AKP iktidarı Cumhuriyetin ilk yıllarında kurulan altın yumurtlayan tavukların (KİT’lerin) satılmasıyla elde ettiği 70 milyar dolar gelir artık yok. Bankaların hortumlanmasıyla çalınan paralardan AKP hükümetinin geri almayı başardığı 19 milyar dolar yok. Yapılması gereken, kalkınma planları çerçevesinde “Ulusal Üretim Seferberliği” ilan edip kendi yağımızla kavrularak ekonomik krizden çıkmak için kolları sıvamaya da niyetleri yok.
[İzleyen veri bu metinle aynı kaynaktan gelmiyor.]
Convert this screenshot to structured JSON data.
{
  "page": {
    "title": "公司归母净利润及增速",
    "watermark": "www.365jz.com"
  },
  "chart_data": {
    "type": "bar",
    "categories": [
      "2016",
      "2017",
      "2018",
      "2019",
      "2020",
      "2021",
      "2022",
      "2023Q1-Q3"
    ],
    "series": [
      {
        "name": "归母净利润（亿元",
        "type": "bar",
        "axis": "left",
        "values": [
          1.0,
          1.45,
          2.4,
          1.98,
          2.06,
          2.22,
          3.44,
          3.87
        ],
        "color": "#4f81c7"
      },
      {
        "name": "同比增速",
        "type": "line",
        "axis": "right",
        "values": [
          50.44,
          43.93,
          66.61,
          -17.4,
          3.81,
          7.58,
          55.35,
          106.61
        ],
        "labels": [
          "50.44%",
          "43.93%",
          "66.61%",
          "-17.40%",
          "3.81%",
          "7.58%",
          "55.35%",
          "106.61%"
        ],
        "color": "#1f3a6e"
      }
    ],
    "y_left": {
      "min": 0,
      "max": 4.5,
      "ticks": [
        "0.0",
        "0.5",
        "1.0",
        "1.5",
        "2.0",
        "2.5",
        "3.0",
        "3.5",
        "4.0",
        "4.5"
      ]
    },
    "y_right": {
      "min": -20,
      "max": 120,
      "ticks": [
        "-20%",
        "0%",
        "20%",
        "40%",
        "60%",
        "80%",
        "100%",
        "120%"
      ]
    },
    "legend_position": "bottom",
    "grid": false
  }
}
Sadece nerden, nasıl borç bulur da iktidarımızı sürdürürüme kafa yoruyorlar. 500 milyar doları inşaat sektöründe betona gömerken, dış borçları da bir o kadar yani 500 milyar dolara çıkarırken is sahası açacak bir yatırım yapmamışken Tank – palet fabrikasına modernizasyon için gereken 50 milyon doları sağlamak için fabrikanın %49 hissesini vermeleri nasıl açıklanabilir? Askeri sırlarımızla birlikte milli gururumuz da rencide ediliyor.

 

Elime 2010 yılı Referandumu veya 12 Haziran 2011 Genel seçimleri  için (tarihi yazılmamış) AKP tarafından hazırlanmış bir seçim broşürü geçti.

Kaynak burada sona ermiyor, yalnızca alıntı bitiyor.